We traced and atomically modeled the pUL6 dodecameric portal ab initio using the C12 symmetry map and with the aid of secondary structure predictions obtained from Phyre2[46]. Homologs of HSV-1 pUL6 from enterobacteria phage P22 (PDBs 5JJ1 and 5JJ3), bacteriophage SPP1 (PDB 2JES), and bacteriophage T4 (PDB 3JA7) were also used to help determine the correct trace (Extended Data Fig. 5). Side chain densities were consistently visible in the C12 map and served as reliable markers during registration; manually built models were then refined with real space refinement in Phenix. Final post-refinement validation statistics for all atomic models are tabulated in Extended Data Table 1. As we were unable to definitively identify the proteins that constituted the tentacle helices observed in between the dodecameric portal and portal cap, we were unable to register amino acid sequences for these densities. However, we built poly-alanine helices into these densities using observable C-alpha bumps through the C-alpha_Baton_Mode and Ca_Zone->Mainchain utilities in COOT.
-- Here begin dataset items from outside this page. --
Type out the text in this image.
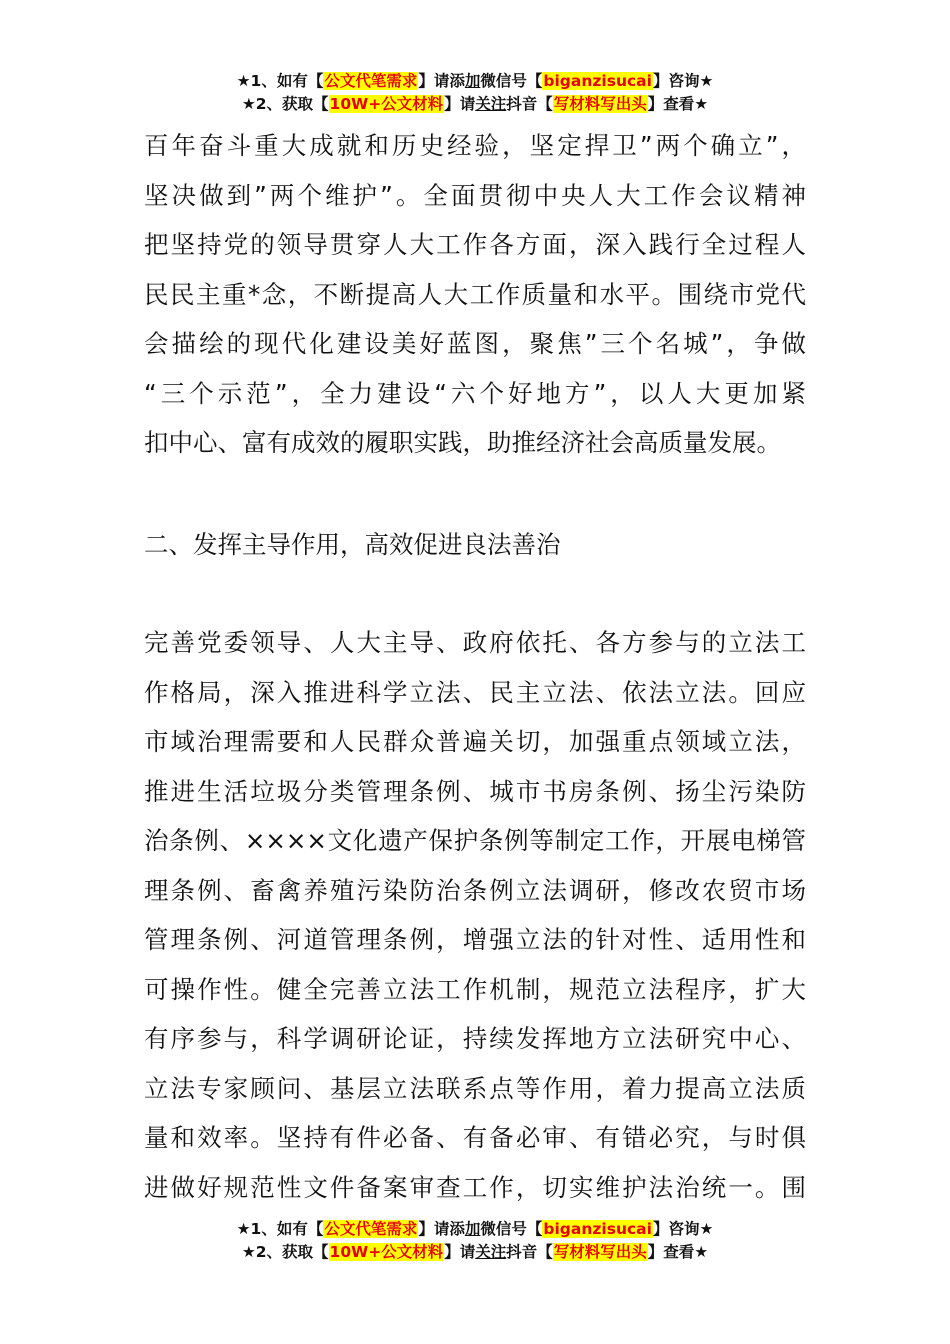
★1、如有【公文代笔需求】请添加微信号【biganzisucai】咨询★
★2、获取【10W+公文材料】请关注抖音【写材料写出头】查看★
百年奋斗重大成就和历史经验，坚定捍卫”两个确立”，
坚决做到”两个维护”。全面贯彻中央人大工作会议精神
把坚持党的领导贯穿人大工作各方面，深入践行全过程人
民民主重*念，不断提高人大工作质量和水平。围绕市党代
会描绘的现代化建设美好蓝图，聚焦”三个名城”，争做
“三个示范”，全力建设“六个好地方”，以人大更加紧
扣中心、富有成效的履职实践，助推经济社会高质量发展。
二、发挥主导作用，高效促进良法善治
完善党委领导、人大主导、政府依托、各方参与的立法工
作格局，深入推进科学立法、民主立法、依法立法。回应
市域治理需要和人民群众普遍关切，加强重点领域立法，
推进生活垃圾分类管理条例、城市书房条例、扬尘污染防
治条例、××××文化遗产保护条例等制定工作，开展电梯管
理条例、畜禽养殖污染防治条例立法调研，修改农贸市场
管理条例、河道管理条例，增强立法的针对性、适用性和
可操作性。健全完善立法工作机制，规范立法程序，扩大
有序参与，科学调研论证，持续发挥地方立法研究中心、
立法专家顾问、基层立法联系点等作用，着力提高立法质
量和效率。坚持有件必备、有备必审、有错必究，与时俱
进做好规范性文件备案审查工作，切实维护法治统一。围
★1、如有【公文代笔需求】请添加微信号【biganzisucai】咨询★
★2、获取【10W+公文材料】请关注抖音【写材料写出头】查看★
Flexible fitting of terminal DNA.

To model the terminal DNA within the portal channel, we first generated a relaxed, straight segment of double-stranded B-form DNA with 90 repeating cytosine base pairs using the Ideal_DNA/RNA utility in COOT. After rigid body-fitting our ideal dsDNA into our asymmetric reconstruction of terminal DNA, we used Chimera[43] to mask out density beyond the central cylindrical region of the portal channel. The resulting map and 90 bp ideal dsDNA model were then submitted to a Molecular Dynamics Flexible Fitting (MDFF)[47] simulation session to flexibly fit the ideal dsDNA into the density map. Using the resulting dsDNA atomic model with improved density map fit, we determined that the length of visible dsDNA within the portal channel was approximately 67 bp long. Given that the last-packaged terminal DNA base pair must be oriented most distal from the capsid interior, we assigned this 67 bp long sequence to the last 67 bp of the HSV-1 concatemer and truncated and mutated our flexibly-fit dsDNA model accordingly. After manually adding an overhanging cytosine at the distal 3’ end (adjacent to the portal cap) as consistent with the concatemeric cleavage site, we used Color_Zone in Chimera[43] to segment out a more accurate DNA density from our asymmetric terminal DNA reconstruction. This improved segmented map and our modified 67 bp model were then submitted for a second round of MDFF simulation to obtain our final terminal DNA model.

Data availability.

The five cryoEM maps have been deposited in the Electron Microscopy Data Bank (EMDB) under accession numbers EMD-9860 (C5 portal vertex reconstruction), EMD-9861 (C1 portal vertex reconstruction), EMD-9862 (C12 portal reconstruction), EMD-9863 (C1 terminal DNA and portal vertex reconstruction), and EMD-9864 (C1 virion reconstruction). The atomic models for pUL6 and periportal capsid/CATC proteins have been deposited in the Protein Data Bank (PDB) under accession numbers PDB-6OD7 and PDB-6ODM, respectively.